W drugiej części tego mini serialu związanego z odkrywaniem "Najdziwniejszej z Polskich Kotlin" spacerujemy prawym brzegiem rzeki Rudy. Oczywiście patrząc na kolor cieczy w korycie jeszcze bardziej utwierdzimy się w przekonaniu, że nie jest ona w tej okolicy godna swojej nazwy.
Na początku z mostu zerkamy na zwałkę budowlaną znajdującą się na lewym brzegu.
Stojąc na moście spoglądamy pod prąd.
Następnie spoglądamy z prądem i coraz bardziej utwierdzamy się w przekonaniu, że Ruda to Szara.
Tym nie mniej na swój sposób tego dnia widoki były nawet urocze. Gdyby nie powiązana z kolorem cieczy atmosfera wszystko było by do przyjęcia.
Lokalnie, tam gdzie poziom cieczy był niski odsłaniały się piaski ze zmarszczkami prądowymi.
W pobliskim parku o charakterze lasu znaleźliśmy różanecznik żółty -
Rhododendron luteum. Był on porażony przez mączniaka - Erysiphe azaleae, w owym czasie dopiero rozpoczynającym inwazję na nasz kraj.
Zwróciliśmy też uwagę na sponiewierane przez owady minujące liście siewek dębu szypułkowego -
Quercus robur.
Ponownie zerkamy w kierunku rzeki. Oto chmiel zwyczajny -
Humulus lupulus.
Idąc dalej mijamy kolejną odsłaniającą się spod cieczy piaszczystą łachę ze zmarszczkami prądowymi. Lewy brzeg jest tutaj wyraźnie podcinany.
Przewrócone drzewo stanowi zaczątek zapory, a właściwie ostrogi regulującej bieg tego cieku a właściwie ścieku.
Teraz spod kurtyny ciemnozielonych liści dębu czerwonego - Quercus rubra widać próg, który powstał z pnia leżącego na całej szerokości koryta.
W pobliskim lesie, pełniącym rolę parku znajdujemy też okazałe świerki pospolite - Picea abies.

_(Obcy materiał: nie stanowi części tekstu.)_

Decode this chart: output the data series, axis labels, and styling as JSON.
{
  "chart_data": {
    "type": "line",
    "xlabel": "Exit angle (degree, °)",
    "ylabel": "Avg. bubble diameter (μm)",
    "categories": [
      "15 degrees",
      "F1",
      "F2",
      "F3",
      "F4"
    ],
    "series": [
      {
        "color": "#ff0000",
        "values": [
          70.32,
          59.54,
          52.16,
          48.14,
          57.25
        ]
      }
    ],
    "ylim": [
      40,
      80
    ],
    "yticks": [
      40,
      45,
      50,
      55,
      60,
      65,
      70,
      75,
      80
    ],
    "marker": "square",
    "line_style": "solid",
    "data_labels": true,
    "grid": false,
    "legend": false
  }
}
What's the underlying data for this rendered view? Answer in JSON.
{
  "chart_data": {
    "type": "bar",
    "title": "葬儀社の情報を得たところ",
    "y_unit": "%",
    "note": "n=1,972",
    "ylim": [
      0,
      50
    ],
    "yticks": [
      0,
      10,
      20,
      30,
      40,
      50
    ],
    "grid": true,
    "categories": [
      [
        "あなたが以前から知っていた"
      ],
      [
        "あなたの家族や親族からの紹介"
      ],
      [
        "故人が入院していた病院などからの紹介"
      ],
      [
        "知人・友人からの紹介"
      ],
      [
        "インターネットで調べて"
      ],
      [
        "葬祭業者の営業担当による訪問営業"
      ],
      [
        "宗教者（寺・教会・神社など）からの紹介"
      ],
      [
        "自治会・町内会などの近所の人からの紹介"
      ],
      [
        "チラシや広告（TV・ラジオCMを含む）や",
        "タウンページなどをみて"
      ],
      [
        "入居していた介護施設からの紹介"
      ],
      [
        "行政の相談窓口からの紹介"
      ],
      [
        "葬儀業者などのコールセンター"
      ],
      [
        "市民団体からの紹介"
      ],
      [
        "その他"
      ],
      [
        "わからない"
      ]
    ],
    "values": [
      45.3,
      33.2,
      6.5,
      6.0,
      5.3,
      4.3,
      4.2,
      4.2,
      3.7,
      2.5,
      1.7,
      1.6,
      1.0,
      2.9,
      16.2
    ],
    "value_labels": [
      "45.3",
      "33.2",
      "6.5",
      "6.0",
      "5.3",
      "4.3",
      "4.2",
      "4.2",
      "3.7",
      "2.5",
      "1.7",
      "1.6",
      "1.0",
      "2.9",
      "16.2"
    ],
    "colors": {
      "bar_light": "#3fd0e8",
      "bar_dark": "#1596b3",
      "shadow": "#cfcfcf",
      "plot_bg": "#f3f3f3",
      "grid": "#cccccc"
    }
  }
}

Znacznie dalej nad całym korytem rzeki, wysoko nad jej nurtem leży powalona wierzba krucha - Salix fragilis, która teraz puszcza nowe gałęzie.
Pod tym swoistym mostkiem na dnie leży sporo głazów, być może część składowanego uprzednio gruzu, przez co powstało swoiste bystrze.
Jeszcze raz zerkamy na ten wierzbowy most.
Teraz znajdujemy się ponownie na lewym brzegu Rudy i obchodzimy tutejsze Jezioro Zamkowe, które bardziej przypomina większy staw.
Będąc w tej okolicy zaglądamy również na chwilę do kościoła.
Potem przyglądamy się z zewnątrz jego portalowi.
Na zakończenie udaliśmy się na obiad. Jadąc w kierunku Raciborza wypadło na znajdującą się w Szymocicach gospodę Spyrowka. Teraz ma ona mieszane opinie.
A wracając do naszej wycieczki. Wówczas nie byliśmy zachwyceni. Z drugiej strony sami byliśmy sobie winni, wpadając niezapowiedziani dużą liczącą 16 osób grupą. Dlatego aby dalej nie drążyć tematu - było, minęło - pokazuję rosnący w sąsiedztwie trójbarwny fiołek trójbarwny - Viola tricolor.